Kesederhanaan hidup sosok Pak Harto banyak digambarkan dalam berbagai buku maupun dokumen dan catatan sejarah selama 32 tahun beliau memimpin Indonesia.

Bahkan dalam sejumlah catatan, sejak masih menjadi angota ABRI, Pak Harto selalu melakukan laku prihatin sebagaimana orang Jawa pada umumnya. Hal itu masih tetap dilakukan, bahkan saat Pak Harto telah menjadi orang Nomor Satu di Indonesia.

Hal itulah yang dianggap sulit ditemukan pada sosok Pemimpin di Indonesia saat ini. Sebagaimana diungkapkan salah seorang Kepala Dusun Bibis, Bangunjiwo, Kasihan Bantul, Sunardi, yang sedikit banyak mengetahui jejak Pak Harto di dusunnya.

Sebagaimana diketahui, Dusun Bibis merupakan dusun yang pernah menjadi markas atau tempat persembunyian tentara Wehrkreise III pimpinan Letkol Soeharto, saat melawan penjajah Belanda sekaligus merencanakan Serangan Umum 1 Maret 1949 di kota Yogyakarta.

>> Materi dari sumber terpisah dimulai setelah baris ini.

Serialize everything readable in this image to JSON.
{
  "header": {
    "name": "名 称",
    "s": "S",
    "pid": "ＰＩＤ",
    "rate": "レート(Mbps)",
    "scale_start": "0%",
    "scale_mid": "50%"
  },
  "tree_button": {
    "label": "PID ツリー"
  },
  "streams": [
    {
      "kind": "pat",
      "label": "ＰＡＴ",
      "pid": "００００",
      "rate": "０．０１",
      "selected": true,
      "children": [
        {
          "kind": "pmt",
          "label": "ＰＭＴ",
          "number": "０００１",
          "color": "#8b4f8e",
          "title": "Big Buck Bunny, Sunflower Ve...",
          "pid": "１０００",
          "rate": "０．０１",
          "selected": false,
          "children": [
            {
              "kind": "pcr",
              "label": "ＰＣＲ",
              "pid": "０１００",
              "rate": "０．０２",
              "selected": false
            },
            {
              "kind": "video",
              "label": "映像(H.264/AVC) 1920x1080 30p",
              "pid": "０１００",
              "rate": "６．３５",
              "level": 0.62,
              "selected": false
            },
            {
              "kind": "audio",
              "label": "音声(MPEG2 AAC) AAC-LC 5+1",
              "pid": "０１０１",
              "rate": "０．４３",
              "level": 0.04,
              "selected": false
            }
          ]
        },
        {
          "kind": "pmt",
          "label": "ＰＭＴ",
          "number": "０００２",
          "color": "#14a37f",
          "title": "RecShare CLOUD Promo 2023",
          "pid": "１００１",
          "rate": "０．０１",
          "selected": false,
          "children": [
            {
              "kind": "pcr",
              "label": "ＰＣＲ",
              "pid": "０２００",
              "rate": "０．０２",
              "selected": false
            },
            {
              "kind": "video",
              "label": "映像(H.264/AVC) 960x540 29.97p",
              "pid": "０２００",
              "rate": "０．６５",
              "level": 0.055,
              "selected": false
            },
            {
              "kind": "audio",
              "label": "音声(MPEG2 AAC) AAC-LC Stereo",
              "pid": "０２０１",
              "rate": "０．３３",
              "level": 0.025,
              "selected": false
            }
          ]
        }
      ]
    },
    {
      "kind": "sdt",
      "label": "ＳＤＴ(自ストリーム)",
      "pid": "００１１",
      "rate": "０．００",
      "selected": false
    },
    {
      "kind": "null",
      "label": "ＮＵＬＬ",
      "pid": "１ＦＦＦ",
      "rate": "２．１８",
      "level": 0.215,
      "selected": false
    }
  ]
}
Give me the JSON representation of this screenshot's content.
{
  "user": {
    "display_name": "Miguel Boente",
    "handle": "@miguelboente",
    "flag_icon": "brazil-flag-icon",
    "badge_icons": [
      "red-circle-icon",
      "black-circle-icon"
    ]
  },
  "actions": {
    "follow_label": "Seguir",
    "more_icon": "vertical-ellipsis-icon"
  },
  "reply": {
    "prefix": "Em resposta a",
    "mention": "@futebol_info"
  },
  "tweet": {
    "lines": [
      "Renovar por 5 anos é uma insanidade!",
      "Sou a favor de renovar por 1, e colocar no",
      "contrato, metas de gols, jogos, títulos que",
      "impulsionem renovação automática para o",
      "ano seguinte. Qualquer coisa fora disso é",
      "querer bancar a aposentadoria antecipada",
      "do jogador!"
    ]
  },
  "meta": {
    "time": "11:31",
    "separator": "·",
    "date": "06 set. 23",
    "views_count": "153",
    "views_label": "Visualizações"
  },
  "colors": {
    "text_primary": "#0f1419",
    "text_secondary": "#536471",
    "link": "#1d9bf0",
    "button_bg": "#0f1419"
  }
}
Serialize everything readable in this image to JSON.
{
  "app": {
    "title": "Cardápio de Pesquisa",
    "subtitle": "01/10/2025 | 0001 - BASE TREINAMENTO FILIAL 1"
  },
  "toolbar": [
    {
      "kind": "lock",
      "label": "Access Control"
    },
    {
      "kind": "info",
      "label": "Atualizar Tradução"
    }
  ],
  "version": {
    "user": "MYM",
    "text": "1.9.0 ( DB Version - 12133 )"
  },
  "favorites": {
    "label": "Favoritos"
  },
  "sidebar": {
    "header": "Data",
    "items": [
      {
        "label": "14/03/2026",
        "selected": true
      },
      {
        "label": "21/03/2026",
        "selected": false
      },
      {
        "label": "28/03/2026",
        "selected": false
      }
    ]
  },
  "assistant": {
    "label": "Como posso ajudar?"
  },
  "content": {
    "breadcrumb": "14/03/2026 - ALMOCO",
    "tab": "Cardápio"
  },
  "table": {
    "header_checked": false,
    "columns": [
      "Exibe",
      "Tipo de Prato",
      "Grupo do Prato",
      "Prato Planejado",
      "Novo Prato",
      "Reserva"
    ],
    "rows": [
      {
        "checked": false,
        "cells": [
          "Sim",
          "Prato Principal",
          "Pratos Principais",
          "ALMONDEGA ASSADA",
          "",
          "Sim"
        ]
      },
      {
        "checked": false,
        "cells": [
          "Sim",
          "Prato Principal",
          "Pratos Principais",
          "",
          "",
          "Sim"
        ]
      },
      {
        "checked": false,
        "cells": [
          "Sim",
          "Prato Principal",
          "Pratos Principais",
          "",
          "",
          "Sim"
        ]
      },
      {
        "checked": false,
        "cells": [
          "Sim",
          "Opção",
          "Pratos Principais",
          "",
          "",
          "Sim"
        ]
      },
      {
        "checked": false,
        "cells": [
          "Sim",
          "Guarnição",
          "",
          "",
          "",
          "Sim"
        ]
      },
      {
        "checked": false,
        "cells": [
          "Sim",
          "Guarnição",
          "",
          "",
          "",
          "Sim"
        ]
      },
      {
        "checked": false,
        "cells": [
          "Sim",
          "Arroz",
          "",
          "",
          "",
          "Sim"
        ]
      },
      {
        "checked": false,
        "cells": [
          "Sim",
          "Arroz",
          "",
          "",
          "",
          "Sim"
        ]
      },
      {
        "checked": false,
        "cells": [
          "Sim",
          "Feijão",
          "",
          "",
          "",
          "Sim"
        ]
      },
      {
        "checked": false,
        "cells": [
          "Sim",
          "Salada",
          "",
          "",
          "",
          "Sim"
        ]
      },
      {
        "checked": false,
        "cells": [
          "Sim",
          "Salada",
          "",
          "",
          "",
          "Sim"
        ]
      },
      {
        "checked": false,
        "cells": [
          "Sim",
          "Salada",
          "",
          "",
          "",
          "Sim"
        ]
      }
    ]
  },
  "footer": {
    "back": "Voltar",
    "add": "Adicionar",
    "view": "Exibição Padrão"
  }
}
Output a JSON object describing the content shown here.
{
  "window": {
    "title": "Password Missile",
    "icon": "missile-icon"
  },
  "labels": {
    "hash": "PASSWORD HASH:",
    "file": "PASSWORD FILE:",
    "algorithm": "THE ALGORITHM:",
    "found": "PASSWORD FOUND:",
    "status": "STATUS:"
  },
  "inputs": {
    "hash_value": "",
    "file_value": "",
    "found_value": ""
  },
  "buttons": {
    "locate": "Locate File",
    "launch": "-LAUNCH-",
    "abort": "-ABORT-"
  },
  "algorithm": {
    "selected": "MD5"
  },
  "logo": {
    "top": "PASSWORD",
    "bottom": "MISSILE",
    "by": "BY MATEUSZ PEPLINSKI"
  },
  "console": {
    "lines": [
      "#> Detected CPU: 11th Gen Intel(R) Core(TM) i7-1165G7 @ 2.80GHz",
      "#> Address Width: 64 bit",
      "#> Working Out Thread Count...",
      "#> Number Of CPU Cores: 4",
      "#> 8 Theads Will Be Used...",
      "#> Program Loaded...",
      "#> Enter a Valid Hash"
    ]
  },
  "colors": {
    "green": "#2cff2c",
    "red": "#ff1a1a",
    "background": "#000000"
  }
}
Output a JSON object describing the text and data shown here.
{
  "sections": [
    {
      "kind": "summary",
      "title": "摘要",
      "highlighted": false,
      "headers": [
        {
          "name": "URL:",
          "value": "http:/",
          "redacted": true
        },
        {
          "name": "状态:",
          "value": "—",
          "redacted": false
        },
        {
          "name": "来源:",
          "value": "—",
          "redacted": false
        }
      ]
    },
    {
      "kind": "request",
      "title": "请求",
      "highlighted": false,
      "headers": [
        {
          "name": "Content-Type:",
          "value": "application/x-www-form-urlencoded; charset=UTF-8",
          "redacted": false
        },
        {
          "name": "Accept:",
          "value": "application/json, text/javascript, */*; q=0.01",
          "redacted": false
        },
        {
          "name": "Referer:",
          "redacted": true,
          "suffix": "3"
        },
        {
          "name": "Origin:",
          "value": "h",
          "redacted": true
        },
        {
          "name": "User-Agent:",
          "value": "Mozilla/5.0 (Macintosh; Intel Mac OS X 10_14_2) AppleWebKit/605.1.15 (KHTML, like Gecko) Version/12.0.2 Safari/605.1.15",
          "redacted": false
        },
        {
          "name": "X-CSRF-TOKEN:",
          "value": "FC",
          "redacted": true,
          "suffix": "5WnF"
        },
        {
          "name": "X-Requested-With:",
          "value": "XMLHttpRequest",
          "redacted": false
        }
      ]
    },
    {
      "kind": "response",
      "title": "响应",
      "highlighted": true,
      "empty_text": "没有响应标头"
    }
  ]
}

“Saat meresmikan Monumen Bibis, Pak Harto pernah ke sini sebagai Presiden. Pengamanannya sangat ketat. Banyak tentara di mana-mana. Maklum yang datang sekaliber Pak Harto yang merupakan orang nomor satu di Indonesia,” katanya.

“Namun anehnya,” lanjut Sunardi, “Suguhan makanan yang diberikan pada Pak Harto sangat sederhana. Hanya makanan tradisional desa seperti gembili dan ketela. Beliau ternyata sangat menyukai makanan itu. Dan hanya makan itu, tidak makan nasi,” katanya.

Kesederhanaan itu, dianggap Sunardi, sebagai salah satu laku prihatin yang dicontohkan seorang pemimpin besar sekaliber Pak Harto pada rakyatnya. Dimana sebagai seorang manusia, khususnya masyarakat Jawa, harus selalu hidup dalam kesederhanaan dan tidak berlebih-lebihan.

Lihat juga...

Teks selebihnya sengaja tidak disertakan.